Areas covered: We compiled factors responsible for PK variability of anti-TB drugs reported from different settings that would give a better understanding about the challenges of PK variability of anti-TB medications. We searched PubMed data base and Google scholar from 1976 to the present using the key words ‘Pharmacokinetics’, ‘pharmacokinetic variability’, ‘first-line anti-TB therapy’, ‘Rifampicin’, ‘Isoniazid’, ‘Ethambutol’, ‘Pyrazinamide’, ‘food’, ‘nutritional status’, ‘HIV’, ‘diabetes’, ‘genetic polymorphisms’ and ‘pharmacokinetic interactions’. We also included abstracts from scientific meetings and review articles.
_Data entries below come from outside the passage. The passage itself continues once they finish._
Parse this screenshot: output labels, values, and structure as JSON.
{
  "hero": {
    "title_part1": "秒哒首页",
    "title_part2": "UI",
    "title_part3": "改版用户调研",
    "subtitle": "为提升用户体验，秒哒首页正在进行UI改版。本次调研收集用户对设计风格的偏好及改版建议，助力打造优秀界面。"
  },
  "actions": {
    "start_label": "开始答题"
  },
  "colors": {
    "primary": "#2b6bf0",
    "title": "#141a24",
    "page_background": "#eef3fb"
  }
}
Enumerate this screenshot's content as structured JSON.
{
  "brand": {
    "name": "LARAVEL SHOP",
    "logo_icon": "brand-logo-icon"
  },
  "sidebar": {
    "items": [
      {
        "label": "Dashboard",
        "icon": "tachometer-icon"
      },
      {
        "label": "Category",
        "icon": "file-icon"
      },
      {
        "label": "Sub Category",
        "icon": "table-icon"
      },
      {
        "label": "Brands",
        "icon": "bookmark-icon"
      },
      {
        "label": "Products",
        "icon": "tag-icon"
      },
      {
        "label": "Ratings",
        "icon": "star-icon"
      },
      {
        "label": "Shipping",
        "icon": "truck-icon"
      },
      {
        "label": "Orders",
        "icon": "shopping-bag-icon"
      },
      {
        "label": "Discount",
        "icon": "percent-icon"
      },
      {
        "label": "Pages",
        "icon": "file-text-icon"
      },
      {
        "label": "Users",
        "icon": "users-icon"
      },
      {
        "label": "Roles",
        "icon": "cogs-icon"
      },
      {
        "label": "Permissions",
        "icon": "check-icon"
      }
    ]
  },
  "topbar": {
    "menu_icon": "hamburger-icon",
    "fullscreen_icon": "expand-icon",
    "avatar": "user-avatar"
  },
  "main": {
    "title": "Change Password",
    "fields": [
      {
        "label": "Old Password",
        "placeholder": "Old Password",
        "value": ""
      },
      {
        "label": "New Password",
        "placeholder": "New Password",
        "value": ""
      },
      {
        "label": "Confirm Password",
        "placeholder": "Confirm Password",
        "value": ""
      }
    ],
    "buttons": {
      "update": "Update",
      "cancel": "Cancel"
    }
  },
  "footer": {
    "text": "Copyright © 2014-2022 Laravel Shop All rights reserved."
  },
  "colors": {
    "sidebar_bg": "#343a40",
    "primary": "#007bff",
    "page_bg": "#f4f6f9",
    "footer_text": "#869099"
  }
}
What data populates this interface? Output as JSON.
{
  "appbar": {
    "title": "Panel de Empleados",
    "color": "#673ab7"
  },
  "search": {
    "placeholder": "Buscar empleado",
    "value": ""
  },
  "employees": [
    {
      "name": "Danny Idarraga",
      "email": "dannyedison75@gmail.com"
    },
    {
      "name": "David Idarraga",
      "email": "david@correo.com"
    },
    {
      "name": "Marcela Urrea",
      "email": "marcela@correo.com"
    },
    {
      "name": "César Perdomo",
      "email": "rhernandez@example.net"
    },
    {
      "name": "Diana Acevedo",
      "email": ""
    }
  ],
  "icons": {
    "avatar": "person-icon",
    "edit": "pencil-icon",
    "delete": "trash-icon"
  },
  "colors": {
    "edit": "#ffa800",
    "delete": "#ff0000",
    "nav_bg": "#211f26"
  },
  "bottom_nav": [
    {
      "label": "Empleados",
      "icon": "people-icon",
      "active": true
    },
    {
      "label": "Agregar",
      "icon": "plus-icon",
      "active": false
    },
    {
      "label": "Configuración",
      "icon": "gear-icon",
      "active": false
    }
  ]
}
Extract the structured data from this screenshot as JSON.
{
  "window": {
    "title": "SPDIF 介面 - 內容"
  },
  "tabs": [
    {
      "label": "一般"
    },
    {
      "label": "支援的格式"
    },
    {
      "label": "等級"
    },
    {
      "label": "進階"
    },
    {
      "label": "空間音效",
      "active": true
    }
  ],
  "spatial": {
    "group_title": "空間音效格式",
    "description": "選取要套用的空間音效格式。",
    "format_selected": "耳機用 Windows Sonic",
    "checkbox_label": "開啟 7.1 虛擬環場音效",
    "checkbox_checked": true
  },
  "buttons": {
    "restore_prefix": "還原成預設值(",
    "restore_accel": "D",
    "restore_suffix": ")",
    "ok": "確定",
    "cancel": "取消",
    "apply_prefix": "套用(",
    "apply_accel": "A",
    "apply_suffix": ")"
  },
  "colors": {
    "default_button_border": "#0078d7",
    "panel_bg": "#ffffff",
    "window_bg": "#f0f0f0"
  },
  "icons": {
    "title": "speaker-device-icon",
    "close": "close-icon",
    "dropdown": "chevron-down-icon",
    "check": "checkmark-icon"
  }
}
Expert commentary: A variety of host and genetic factors can cause inter-individual variations in the PK of anti-TB drugs. PK studies conducted in various settings have adopted different designs, PK sampling time points, drug estimation methodologies. Hence comparison and interpretation of these results should be done with caution More phamacogenomic studies in different patient populations are needed for further understanding.
Declaration of interest
The authors have no relevant affiliations or financial involvement with any organization or entity with a financial interest in or financial conflict with the subject matter or materials discussed in the manuscript. This includes employment, consultancies, honoraria, stock ownership or options, expert testimony, grants or patents received or pending, or royalties.